マイケル・ナイマン

Micheal Nyman(1944-)

 マイケル・ナイマンは、映画音楽の分野で数多くの作品を残しているため、映画音楽の作曲家というイメージで捉えられることも多い。日本では、映画「ピアノ・レッスン」のヒットに伴って、この映画のテーマ音楽の作曲家として一般に知られることとなった。彼は活躍のフィールドは意外にも幅広く、映画音楽やクラシックに止まらず、ロック、ポップス、ジャズにまで及んでいる。これは、彼が王立音楽院在学中からのめり込んで行った実験音楽の影響があったからであろう。つまり、いろいろな音響の組合せによって、どのような音楽的効果をもたらすことができるかということをつきつめていった結果、いろいろなジャンルに首を突っ込むことになったわけである。現在のナイマンは、現代音楽の一翼を担うミニマル・ミュージックの代表的な作曲家として注目されているが、その作品の最大の特徴は、「ワンパターン」である。山尾敦史氏がナイマンの作品を「リズム隊中心」の音楽と評しているが、まさしくリズムをメインに音楽が構成されており、一定のリズム・パターンのもとで曲が展開される。したがって、同じフレーズが繰り返し、繰り返し、繰り返し……奏でられる「ワンパターン」な音楽となるのである。「ワンパターン」技法の代表的作曲家というとエリック・サティを思い浮かべるが、どちらかというとナイマンは、サティよりもアフリカの民俗音楽の雰囲気に近いのではないかと思う。私の場合、彼のミニマル・ミュージックの作品を聴いているとどれも同じように聞こえてしまい、すぐ飽きてしまうのだが、山尾氏によれば、ナイマンの音楽は「心地よい退屈さ」があり、一度はまったらなかなか抜け出せない「麻薬的魅力」をもつ迷宮だそうで、音楽にのめりこむタイプの方は要注意かもしれない。

*ナイマン・ディスコグラフィ(M.M所蔵のLP、CD等の一覧です)


Tring
TRP097
ザ・ピアノ・コンチェルト、オン・ザ・フィドル、プロスペロの本
ジョナサン・カーニー/ロイヤル・フィルハーモニー管弦楽団、ペーター・ロウソン(p)、ジョナサン・カーニー(vn)
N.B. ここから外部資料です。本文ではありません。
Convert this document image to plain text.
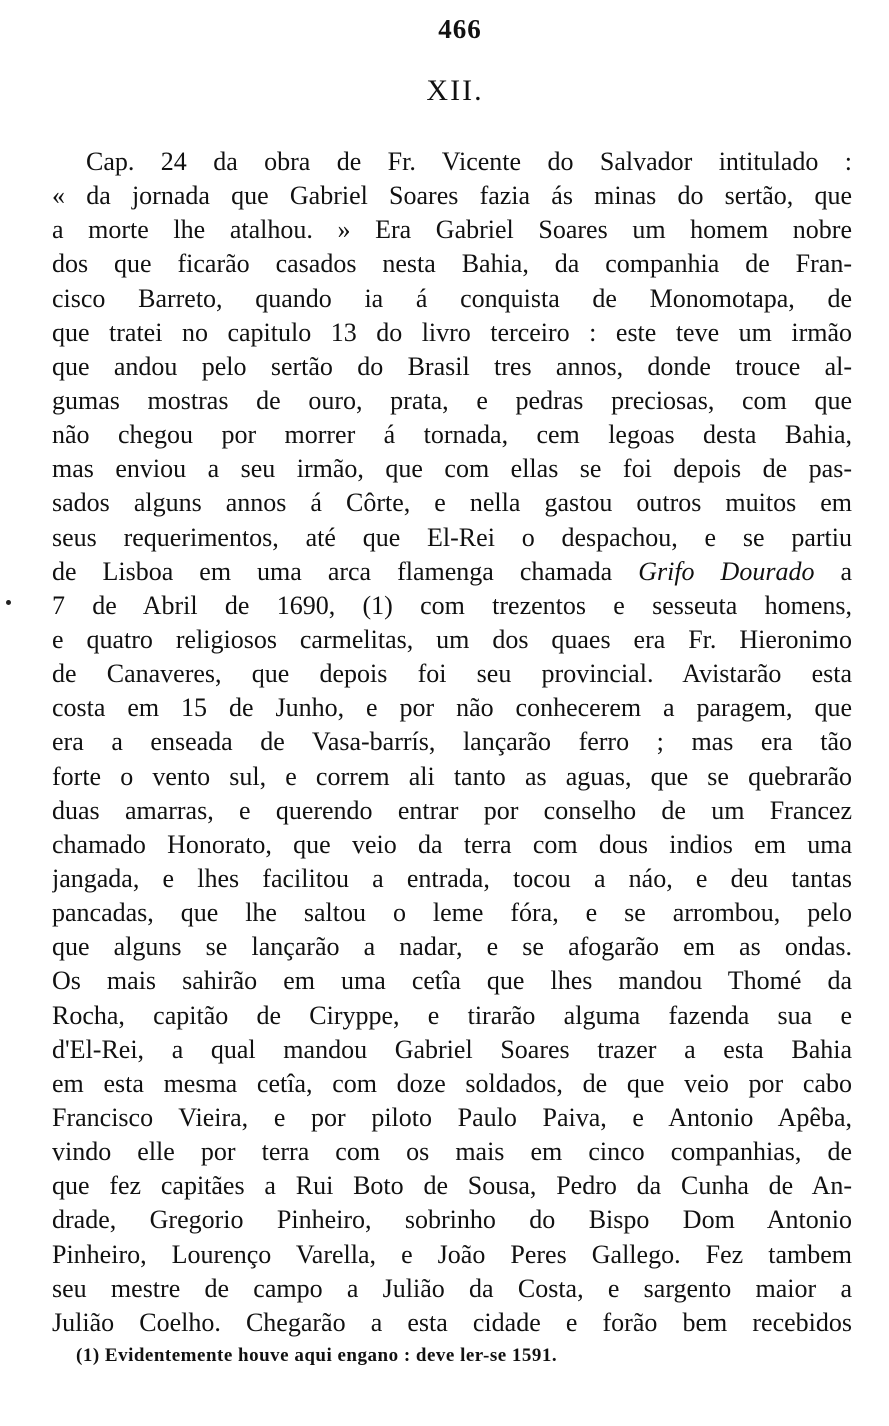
466
XII.
Cap. 24 da obra de Fr. Vicente do Salvador intitulado :
« da jornada que Gabriel Soares fazia ás minas do sertão, que
a morte lhe atalhou. » Era Gabriel Soares um homem nobre
dos que ficarão casados nesta Bahia, da companhia de Fran-
cisco Barreto, quando ia á conquista de Monomotapa, de
que tratei no capitulo 13 do livro terceiro : este teve um irmão
que andou pelo sertão do Brasil tres annos, donde trouce al-
gumas mostras de ouro, prata, e pedras preciosas, com que
não chegou por morrer á tornada, cem legoas desta Bahia,
mas enviou a seu irmão, que com ellas se foi depois de pas-
sados alguns annos á Côrte, e nella gastou outros muitos em
seus requerimentos, até que El-Rei o despachou, e se partiu
de Lisboa em uma arca flamenga chamada Grifo Dourado a
7 de Abril de 1690, (1) com trezentos e sesseuta homens,
e quatro religiosos carmelitas, um dos quaes era Fr. Hieronimo
de Canaveres, que depois foi seu provincial. Avistarão esta
costa em 15 de Junho, e por não conhecerem a paragem, que
era a enseada de Vasa-barrís, lançarão ferro ; mas era tão
forte o vento sul, e correm ali tanto as aguas, que se quebrarão
duas amarras, e querendo entrar por conselho de um Francez
chamado Honorato, que veio da terra com dous indios em uma
jangada, e lhes facilitou a entrada, tocou a náo, e deu tantas
pancadas, que lhe saltou o leme fóra, e se arrombou, pelo
que alguns se lançarão a nadar, e se afogarão em as ondas.
Os mais sahirão em uma cetîa que lhes mandou Thomé da
Rocha, capitão de Ciryppe, e tirarão alguma fazenda sua e
d'El-Rei, a qual mandou Gabriel Soares trazer a esta Bahia
em esta mesma cetîa, com doze soldados, de que veio por cabo
Francisco Vieira, e por piloto Paulo Paiva, e Antonio Apêba,
vindo elle por terra com os mais em cinco companhias, de
que fez capitães a Rui Boto de Sousa, Pedro da Cunha de An-
drade, Gregorio Pinheiro, sobrinho do Bispo Dom Antonio
Pinheiro, Lourenço Varella, e João Peres Gallego. Fez tambem
seu mestre de campo a Julião da Costa, e sargento maior a
Julião Coelho. Chegarão a esta cidade e forão bem recebidos
(1) Evidentemente houve aqui engano : deve ler-se 1591.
 NYMAN's Famous Film Music
 「ザ・ピアノ・コンチェルト」は、彼の映画音楽作品の中で恐らく最も有名なものの1つである。この曲は、映画「ピアノ・レッスン」のテーマ音楽として知られ、全曲は切れ目なく通しで演奏され、高いテンションを保ちながら進行していく。ナイマンにしては珍しく聴くものを飽きさせない多様なパターンの組み合わせによる非常に変化に富んだ内容で、ジャズの要素もとり入れた幻想的かつエキサイティングなフレーズとパッセージにあわせて、身体が自然に反応していく。私が知る数少ないナイマンの作品の中で最も気に入っている曲でもある。映画音楽の癖して30分以上の大曲に仕上がっているところが、単なる映画のテーマ音楽としてだけではなく、それ以上の1個の独立したコンサート用作品として作曲したことをうかがわせる。「オン・ザ・フィドル」は、ヴァイオリン独奏と管弦楽による音楽で、ただならぬ雰囲気を醸し出す幻想的な旋律とヴァイオリン・ソロのたたみかけるような演奏のコントラストが聴きどころである(このCDでは指揮者のジョナサン・カーニーがヴァイオリン・ソロを演奏している)。押し寄せる波のようにヴァイオリンとオケがフォルテで演奏しているその次の瞬間に、突然、音がピアニッシモに引いてしまうという変化の妙義を楽しめるところは、ナイマンが単なるワンパターン作曲家ではないことを証明するものであろう。「プロスペロの本」は同名の映画の付随音楽で、ミニマル・ミュージックの作曲家としてのナイマンの典型的な作品。つまり、短いフレーズを何度となく繰り返し繰り返し演奏するワンパターン技法を駆使した曲である。同じフレーズを何十回も聞いているとさすがに飽きてくるが、途中適度に変化を持たせているので、いいかげんうんざりといったことにはならないのでご安心を。